Published in 1980, the original book has sold 16 million copies worldwide and been translated into 41 languages, though this film marks its first ever feature-length screen adaptation. The CG animated film is slated for a 2025 release and is written (with Meg Favreau) and directed by Academy Award® nominee Phil Johnston (Ralph Breaks the Internet), alongside co-directors Katie Shanahan and Todd Demong.
I’ve always been attracted to reprehensible characters. I don’t know what this says about me, and I really don’t want to look into it. Point is, The Twits was my favourite book when I was a kid. I love the Twits and their terrible tricks. I love that they lack self-awareness and personal hygiene and any inkling of human decency. And I love this movie because it reminds us that twits like the Twits, whose default emotions are anger and vengeance, can’t be allowed to win in our world.
-Phil Johnson (Writer/Director, The Twits)
Johnston will also produce with Maggie Malone and co-producer Daisy West, with animation headed up by Jellyfish Pictures, whose prior works includes The Boss Baby and The Bad Guys.
Mr. and Mrs. Twit are the meanest, smelliest, nastiest people in the world who also happen to own and operate the most disgusting, most dangerous, most idiotic amusement park in the world, Twitlandia. But when the Twits rise to power in their town, two brave orphans and a family of magical animals are forced to become as tricky as the Twits in order to save the city. A hysterically funny, wild ride of a film (chock-full of the Twits’ beloved tricks–from the Wormy Spaghetti to the Dreaded Shrinks), The Twits is also a story for our times, about the never-ending battle between cruelty and empathy.

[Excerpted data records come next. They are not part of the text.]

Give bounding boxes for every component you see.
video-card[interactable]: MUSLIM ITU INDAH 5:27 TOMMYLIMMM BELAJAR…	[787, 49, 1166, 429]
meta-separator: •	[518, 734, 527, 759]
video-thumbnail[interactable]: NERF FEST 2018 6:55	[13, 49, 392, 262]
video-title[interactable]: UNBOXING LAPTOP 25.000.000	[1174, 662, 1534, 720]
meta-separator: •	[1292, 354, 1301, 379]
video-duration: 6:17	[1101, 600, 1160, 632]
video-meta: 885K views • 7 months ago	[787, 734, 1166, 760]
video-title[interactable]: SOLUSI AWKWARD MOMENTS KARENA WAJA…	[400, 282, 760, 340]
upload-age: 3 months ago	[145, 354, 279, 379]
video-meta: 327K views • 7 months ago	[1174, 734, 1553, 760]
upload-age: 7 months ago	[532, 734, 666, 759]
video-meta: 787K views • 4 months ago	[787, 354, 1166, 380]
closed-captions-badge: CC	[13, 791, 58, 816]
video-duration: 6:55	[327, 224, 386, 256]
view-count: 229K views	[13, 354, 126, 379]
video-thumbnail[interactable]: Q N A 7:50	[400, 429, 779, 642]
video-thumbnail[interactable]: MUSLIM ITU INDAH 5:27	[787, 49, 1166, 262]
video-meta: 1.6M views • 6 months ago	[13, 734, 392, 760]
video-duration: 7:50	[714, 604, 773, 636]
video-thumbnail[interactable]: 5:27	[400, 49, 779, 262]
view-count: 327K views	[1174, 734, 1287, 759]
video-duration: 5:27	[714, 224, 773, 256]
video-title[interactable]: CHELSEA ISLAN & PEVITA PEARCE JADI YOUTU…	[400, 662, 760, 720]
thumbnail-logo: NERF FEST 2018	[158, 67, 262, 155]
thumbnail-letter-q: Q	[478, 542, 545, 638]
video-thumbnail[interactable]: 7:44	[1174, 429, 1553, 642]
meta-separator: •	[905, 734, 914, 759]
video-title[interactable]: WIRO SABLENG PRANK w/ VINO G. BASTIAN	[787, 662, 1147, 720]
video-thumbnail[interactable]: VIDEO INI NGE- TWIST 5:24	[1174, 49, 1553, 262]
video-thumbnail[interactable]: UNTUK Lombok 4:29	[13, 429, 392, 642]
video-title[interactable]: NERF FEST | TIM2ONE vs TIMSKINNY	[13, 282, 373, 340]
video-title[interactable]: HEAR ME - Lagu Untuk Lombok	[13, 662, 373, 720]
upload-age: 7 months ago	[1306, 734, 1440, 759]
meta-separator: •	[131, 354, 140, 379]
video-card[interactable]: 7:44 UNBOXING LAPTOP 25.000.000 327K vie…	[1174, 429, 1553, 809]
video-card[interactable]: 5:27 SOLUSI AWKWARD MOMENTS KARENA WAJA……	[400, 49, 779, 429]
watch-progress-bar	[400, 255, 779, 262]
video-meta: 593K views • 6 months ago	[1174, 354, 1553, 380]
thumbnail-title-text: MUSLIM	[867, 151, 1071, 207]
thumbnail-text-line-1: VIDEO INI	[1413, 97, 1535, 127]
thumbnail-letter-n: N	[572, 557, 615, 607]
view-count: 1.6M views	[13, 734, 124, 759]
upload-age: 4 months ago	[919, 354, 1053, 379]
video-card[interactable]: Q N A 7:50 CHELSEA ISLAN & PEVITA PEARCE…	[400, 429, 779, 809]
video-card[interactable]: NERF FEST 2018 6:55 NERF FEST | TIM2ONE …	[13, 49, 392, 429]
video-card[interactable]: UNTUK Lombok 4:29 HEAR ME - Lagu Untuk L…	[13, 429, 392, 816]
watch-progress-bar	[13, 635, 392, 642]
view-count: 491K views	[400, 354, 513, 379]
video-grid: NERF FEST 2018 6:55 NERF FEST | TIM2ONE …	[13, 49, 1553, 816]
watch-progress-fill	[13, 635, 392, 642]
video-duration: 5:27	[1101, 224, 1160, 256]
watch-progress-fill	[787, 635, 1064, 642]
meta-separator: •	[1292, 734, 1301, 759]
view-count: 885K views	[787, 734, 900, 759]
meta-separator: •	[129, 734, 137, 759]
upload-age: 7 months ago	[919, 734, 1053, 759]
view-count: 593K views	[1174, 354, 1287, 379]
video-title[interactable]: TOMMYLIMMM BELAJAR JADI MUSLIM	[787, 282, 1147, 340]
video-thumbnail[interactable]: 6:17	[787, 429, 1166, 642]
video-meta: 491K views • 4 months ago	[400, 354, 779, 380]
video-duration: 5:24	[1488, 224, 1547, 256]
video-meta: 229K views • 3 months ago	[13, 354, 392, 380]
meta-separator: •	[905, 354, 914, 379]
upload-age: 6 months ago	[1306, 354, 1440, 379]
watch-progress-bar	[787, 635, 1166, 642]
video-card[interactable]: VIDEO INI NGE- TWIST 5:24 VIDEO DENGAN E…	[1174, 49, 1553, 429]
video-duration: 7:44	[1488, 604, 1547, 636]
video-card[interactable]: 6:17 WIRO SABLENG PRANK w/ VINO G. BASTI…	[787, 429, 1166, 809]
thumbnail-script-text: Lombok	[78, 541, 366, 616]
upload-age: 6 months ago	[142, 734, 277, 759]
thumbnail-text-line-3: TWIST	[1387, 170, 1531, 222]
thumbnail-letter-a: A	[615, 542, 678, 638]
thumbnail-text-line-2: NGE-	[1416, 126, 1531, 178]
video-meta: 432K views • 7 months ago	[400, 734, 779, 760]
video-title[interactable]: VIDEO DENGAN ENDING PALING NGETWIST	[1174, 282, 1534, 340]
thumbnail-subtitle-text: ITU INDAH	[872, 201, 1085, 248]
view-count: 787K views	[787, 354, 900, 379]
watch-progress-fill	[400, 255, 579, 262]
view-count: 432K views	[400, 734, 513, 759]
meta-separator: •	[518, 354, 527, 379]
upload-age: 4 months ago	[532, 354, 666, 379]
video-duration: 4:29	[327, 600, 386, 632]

Since its acquisition of the Roald Dahl Story Company in 2021, Netflix has been developing several Roald Dahl adaptations of which The Twits is among. Other upcoming projects in development include Wes Anderson’s live-action short film The Wonderful Story of Henry Sugar, to be released September 27th as well as a new animated iteration of Charlie and the Chocolate Factory.